# [Aporte] Conversor de enchufe Americano a Europeo



## cansi22 (Ene 14, 2011)

He aquí una forma fácil y barata de hacer un conversor de enchufe americano (plano) a europeo(redondo).

Materiales:
- Un enchufe americano con corriente
- El aparato a conectar con enchufe europeo
- Dos clavos de 80 x 4 mm

Pasos: Meter un clavo en cada agujero y colocar en enchufe encima.

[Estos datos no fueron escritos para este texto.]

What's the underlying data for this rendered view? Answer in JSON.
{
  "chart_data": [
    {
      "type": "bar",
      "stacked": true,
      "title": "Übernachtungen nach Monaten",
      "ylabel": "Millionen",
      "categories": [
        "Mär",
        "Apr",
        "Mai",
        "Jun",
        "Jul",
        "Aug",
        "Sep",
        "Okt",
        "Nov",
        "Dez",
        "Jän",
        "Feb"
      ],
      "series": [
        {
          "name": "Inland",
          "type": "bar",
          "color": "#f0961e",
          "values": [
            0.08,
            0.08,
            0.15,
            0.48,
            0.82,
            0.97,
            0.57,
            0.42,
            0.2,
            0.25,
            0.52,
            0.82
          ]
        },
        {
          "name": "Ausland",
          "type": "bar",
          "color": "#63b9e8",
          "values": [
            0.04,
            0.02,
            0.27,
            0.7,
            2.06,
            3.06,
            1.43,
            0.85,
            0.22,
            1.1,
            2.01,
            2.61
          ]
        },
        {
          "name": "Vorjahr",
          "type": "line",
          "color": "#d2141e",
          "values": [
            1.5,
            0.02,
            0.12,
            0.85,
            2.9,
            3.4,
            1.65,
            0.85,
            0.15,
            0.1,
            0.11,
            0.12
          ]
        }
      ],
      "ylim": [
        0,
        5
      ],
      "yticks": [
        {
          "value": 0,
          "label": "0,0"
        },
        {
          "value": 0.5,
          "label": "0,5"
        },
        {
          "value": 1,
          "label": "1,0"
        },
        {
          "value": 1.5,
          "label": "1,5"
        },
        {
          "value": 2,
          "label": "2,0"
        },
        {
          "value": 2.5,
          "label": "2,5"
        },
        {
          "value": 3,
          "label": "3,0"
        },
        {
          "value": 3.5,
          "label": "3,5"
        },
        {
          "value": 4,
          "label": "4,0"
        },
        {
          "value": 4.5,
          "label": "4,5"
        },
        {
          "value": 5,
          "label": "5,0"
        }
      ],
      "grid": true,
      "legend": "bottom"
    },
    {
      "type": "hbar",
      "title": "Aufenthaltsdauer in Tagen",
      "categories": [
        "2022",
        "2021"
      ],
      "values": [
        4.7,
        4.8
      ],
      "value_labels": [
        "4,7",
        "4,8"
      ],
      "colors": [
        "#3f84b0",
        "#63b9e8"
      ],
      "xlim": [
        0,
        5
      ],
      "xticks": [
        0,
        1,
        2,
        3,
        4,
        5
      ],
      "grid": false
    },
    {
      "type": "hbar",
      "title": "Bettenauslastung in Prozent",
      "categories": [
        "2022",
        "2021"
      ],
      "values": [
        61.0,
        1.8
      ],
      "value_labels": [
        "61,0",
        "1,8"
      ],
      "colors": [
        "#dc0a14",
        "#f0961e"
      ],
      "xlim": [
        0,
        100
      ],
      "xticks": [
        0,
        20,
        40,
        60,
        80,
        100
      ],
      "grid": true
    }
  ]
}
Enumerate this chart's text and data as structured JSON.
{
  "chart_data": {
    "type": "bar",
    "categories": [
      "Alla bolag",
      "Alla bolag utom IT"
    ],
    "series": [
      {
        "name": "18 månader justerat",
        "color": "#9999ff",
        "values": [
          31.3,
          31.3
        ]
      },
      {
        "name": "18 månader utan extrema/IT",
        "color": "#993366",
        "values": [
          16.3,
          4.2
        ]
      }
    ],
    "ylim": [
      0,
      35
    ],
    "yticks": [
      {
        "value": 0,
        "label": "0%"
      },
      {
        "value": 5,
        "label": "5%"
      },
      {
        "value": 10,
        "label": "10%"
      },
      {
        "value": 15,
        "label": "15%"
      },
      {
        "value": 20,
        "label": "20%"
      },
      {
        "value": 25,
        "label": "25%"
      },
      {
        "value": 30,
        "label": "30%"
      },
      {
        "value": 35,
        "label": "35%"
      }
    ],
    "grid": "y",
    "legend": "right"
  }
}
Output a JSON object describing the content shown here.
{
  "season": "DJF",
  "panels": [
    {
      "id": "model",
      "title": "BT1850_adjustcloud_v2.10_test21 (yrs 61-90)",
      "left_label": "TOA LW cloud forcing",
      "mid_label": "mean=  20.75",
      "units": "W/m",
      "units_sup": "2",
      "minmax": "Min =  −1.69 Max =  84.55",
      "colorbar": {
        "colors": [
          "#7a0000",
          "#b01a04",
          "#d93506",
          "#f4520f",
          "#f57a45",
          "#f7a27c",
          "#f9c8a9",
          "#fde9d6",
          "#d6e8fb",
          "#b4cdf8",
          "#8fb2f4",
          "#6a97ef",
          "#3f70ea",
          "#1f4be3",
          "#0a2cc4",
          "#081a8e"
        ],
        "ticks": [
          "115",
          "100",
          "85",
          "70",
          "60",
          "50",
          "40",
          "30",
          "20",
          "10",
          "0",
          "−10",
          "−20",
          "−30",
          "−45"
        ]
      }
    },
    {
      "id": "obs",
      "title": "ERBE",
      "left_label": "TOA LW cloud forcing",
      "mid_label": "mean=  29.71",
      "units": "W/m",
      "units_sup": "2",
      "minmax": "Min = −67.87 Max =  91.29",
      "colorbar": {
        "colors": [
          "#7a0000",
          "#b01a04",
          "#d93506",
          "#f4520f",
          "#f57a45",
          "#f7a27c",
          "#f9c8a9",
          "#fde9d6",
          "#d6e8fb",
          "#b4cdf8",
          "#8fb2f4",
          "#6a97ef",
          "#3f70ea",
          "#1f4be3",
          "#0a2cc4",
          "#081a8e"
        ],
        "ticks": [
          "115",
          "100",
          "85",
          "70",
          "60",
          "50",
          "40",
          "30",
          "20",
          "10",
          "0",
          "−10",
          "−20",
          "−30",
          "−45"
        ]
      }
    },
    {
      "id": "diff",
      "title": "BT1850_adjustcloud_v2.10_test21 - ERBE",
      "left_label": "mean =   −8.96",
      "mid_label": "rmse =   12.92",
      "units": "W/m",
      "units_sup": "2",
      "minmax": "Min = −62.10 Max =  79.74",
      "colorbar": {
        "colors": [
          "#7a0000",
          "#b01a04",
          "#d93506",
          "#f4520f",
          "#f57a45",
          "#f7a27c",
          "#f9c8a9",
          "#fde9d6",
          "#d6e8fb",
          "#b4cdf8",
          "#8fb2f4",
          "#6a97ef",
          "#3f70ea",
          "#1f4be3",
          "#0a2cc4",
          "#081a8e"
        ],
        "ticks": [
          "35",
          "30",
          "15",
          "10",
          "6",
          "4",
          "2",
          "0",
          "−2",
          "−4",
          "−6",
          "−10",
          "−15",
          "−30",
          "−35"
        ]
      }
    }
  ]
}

Aquí una foto de como queda:


PD. Ni yo (cansi22) ni http://www.forosdeelectronica.com se hacen responsable del mal uso de este método.
PD2: Para evitar problemas dejo dicho que esto es meramente cómico, nadie con dos dedos de frente lo haría.


----------



## sp_27 (Ene 14, 2011)

Te faltó un clavo para el tercer conector


----------



## Tacatomon (Ene 14, 2011)

Te desbocaste!!!


----------



## stalker94 (Ene 17, 2011)

che eso te quedo re peligroso

si estas leyendo esto es porque todabia no te electrocutaste 

yo ubiera preferido  cortar 2 trosos de cable  en la punta del enchufe los ato con cinta  y luego meto la otra punta del cable pelado en el enchufe 

te lo digo porque yo lo hago haci


----------



## Imzas (Ene 19, 2011)

sp_27 dijo:


> Te faltó un clavo para el tercer conector


ahi si, se queda sin casita :s.


----------